There were some interesting findings. Here are some highlights:
Only 31% think the Legislature is actually careful with the spending of our tax dollars
37% believe the Legislature is responsive to the needs of Texans, and 46% believe the Legislature mostly ignores the needs of Texans
Immigration and border security once again leads the list of issues most concerning to Texans, with 30% citing that as the most important, including 60% of those identifying as Republican.
72% feel that the laws regarding possession of marijuana should be lessened and a slight majority feel there should be some sort of legalization of the product.
With the gaming debate once again receiving a lot of attention, the respondents were asked a very general question about gaming laws, and nothing specific such as proposals relative to casino gaming or sports betting. 35% said that in general, gaming laws should be less strict, while 20% said they should be more strict.
Below are the favorable vs unfavorable ratings for our statewide officials:
- Greg Abbott’s job approval: 49/41 (24/34 strongly)
- Gov. Dan Patrick’s job approval: 43/36 (19/31 strongly)
- Gen. Ken Paxton’s job approval: 41/37 (19/31 strongly)
- U.S. Sen. Ted Cruz’s job approval: 44/44 (25/36 strongly)
- U.S. Sen. John Cornyn’s job approval: 35/40 (13/25 strongly)
- Biden favorability: 40/49 (17/43 very)
- Trump favorability: 42/48 (20/39 very)
Full results of the poll can be found here: https://texaspolitics.utexas.edu/blog/between-election-and-looming-session-december-uttexas-politics-project-poll-finds-texans
In the only hotly contested Senate race from November, a recount did not change the results. Democrat Morgan LaMantia of McAllen defeated Republican Adam Hinojosa on election day by a margin of 659 votes out of over 175,000 total votes cast. Hinojosa requested the recount in the counties of Cameron, Willacy, and Hidalgo, claiming a recount was necessary due to the large number of mail in ballots in those counties.
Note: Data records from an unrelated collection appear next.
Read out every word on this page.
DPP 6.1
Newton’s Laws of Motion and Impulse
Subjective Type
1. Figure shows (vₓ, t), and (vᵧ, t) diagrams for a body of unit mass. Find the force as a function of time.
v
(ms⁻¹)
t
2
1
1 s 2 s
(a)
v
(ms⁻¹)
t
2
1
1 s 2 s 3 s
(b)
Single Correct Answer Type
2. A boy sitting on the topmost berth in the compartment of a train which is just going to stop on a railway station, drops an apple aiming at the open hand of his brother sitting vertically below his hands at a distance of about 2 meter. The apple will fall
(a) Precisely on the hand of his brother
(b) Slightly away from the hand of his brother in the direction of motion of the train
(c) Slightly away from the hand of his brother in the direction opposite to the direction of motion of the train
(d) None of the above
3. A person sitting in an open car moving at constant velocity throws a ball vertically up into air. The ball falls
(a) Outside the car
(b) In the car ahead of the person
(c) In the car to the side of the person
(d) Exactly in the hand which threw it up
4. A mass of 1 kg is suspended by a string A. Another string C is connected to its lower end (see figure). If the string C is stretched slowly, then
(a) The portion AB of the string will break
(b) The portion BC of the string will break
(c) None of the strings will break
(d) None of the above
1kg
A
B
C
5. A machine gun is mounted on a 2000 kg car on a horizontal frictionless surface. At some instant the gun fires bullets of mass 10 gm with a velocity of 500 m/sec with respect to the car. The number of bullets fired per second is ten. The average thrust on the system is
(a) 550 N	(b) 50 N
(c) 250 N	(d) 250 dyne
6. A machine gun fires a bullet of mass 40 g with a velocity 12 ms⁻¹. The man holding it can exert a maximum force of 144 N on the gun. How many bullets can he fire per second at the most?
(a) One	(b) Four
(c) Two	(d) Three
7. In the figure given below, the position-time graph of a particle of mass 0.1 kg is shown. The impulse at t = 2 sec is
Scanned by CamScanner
The recount did turn up some new ballots in Cameron and Willacy Counites, but the majority of those were cast in favor of LaMantia. Last Friday, Hinojosa finally conceded the race. The south Texas Senate seat was open this year due to the retirement of longtime Democratic Senator Eddie Lucio of Brownsville.
Texas House Speaker candidate Tony Tinderholt, a Republican from Arlington, is making headlines not just for his candidacy to challenge incumbent Speaker Dade Phelan, but also for his recent staff hire. Tinderholt – who received 6 votes compared to the 78 received by Speaker Phlean in last month’s Republican Caucus vote for Speaker – has hired a a young man who has a history of posting strong anti-trans and anti-LGBTQ remarks on social media. One post from June of this year called for the execution of parents who take their kids to “drag” shows. Tinderholt’s legislative history shows a strong focus on social related issues such as those related to anti-abortion and anti-trans measures. Even with very little support within the Republican Caucus, Tinderholt says he will take his longshot bid for Speaker to the House floor when the session convenes.
The pace of bill filing continues to be slow during the holiday season. It will certainly increase after the first of the year when lawmakers return to Austin.
The session begins on Tuesday, January 10th and lasts for 140 days.
I would like to wish everyone a very Merry Christmas and happy holiday season. Please be safe and stay warm!!